Bloomberg News
For several months now, whenever the topic of enrollment in the Affordable Care Act came up, I've been saying that it was too soon to tell its ultimate effects. We don't know how many people have paid for their new insurance policies, or how many of those who bought policies were previously uninsured. For that, I said, we will have to wait for Census Bureau data, which offer the best assessment of the insurance status of the whole population. Other surveys are available, but the samples are smaller, so they're not as good; the census is the gold standard. Unfortunately, as I invariably noted, these data won't be available until 2015.
I stand corrected: These data won't be available at all. Ever.
No, I'm not kidding. I wish I was. The New York Times reports that the Obama administration has changed the survey so that we cannot directly compare the numbers on the uninsured over time.
I'm speechless. Shocked. Stunned. Horrified. Befuddled. Aghast, appalled, thunderstruck, perplexed, baffled, bewildered and dumbfounded. It's not that I am opposed to the changes: Everyone understands that the census reports probably overstate the true number of the uninsured, because the number they report is supposed to be "people who lacked insurance for the entire previous year," but people tend to answer with their insurance status right now.
But why, dear God, oh, why, would you change it in the one year in the entire history of the republic that it is most important for policymakers, researchers and voters to be able to compare the number of uninsured to those in prior years? The answers would seem to range from "total incompetence on the part of every level of this administration" to something worse.
Sarah Kliff of Vox says we shouldn't freak out, because these are the numbers that the census collects for 2013, so the change is actually giving us a good baseline. But I'm afraid I'm not so sanguine. As Aaron Carroll says: "It's actually helpful to have a trend to measure, not a pre-post 2013/2014. This still sucks."
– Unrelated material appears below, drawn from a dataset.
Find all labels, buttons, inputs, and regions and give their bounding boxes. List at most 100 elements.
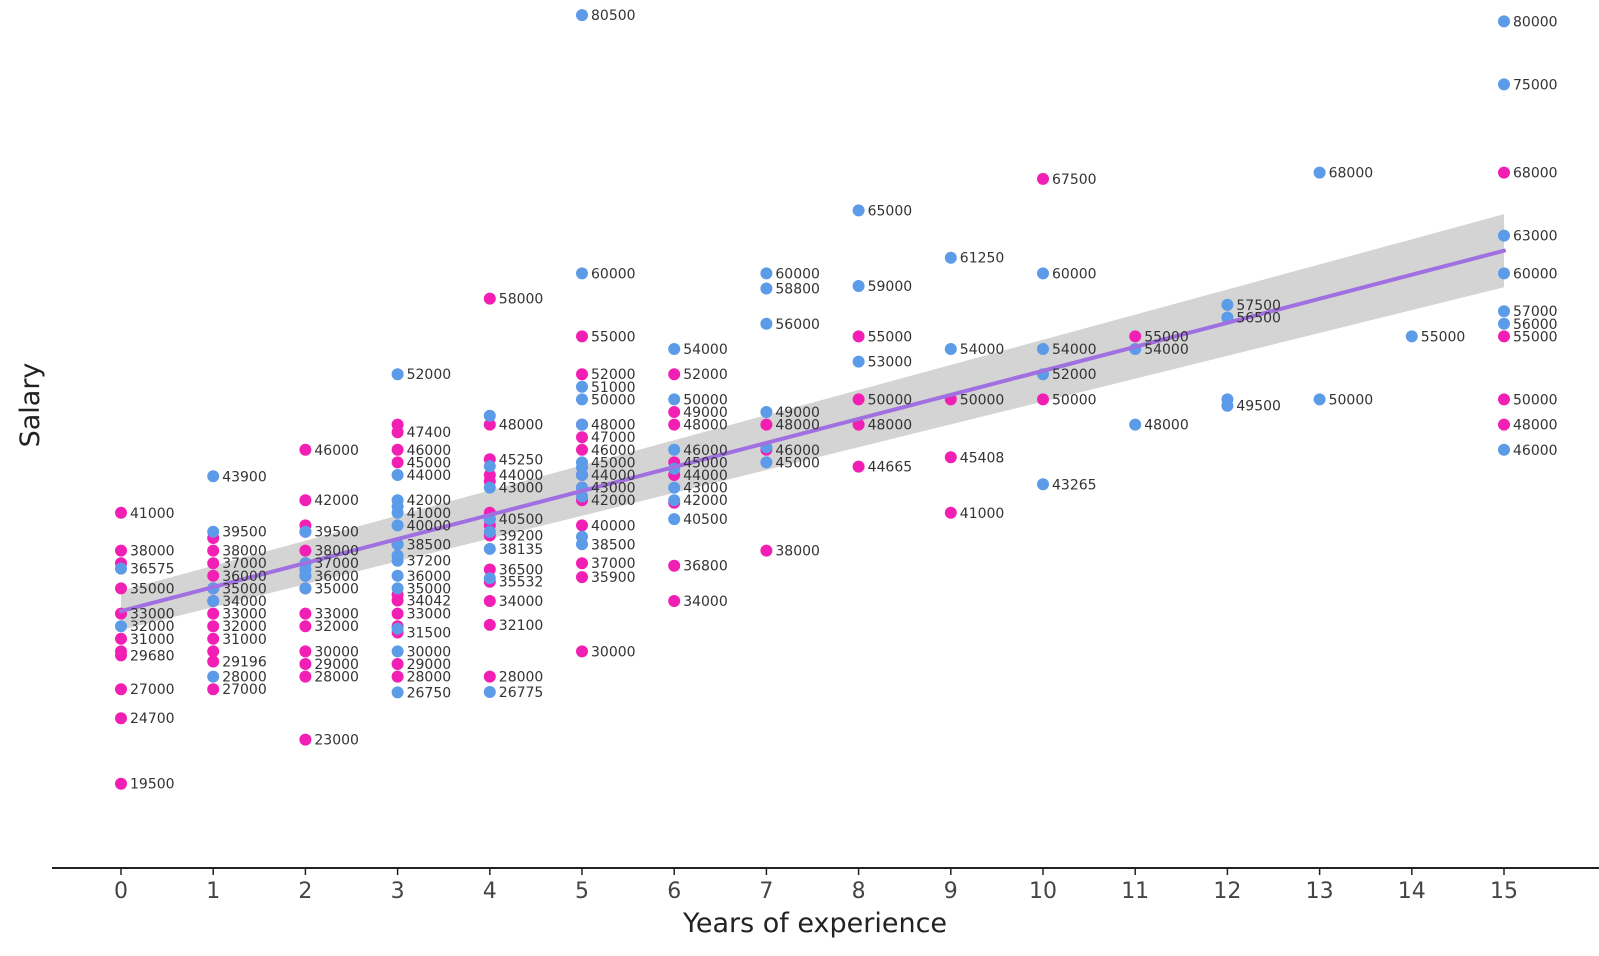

The new numbers will suffer, to some extent, from the same bias that the old questions suffered from: People are better at remembering recent events than later ones. Quick: On what day did you last get your oil changed? What month was the wedding you attended last summer? If it was in the last few months, you probably know. If it was someone you're not that close to . well, the summer months kind of blend into each other now that you're a grownup, don't they?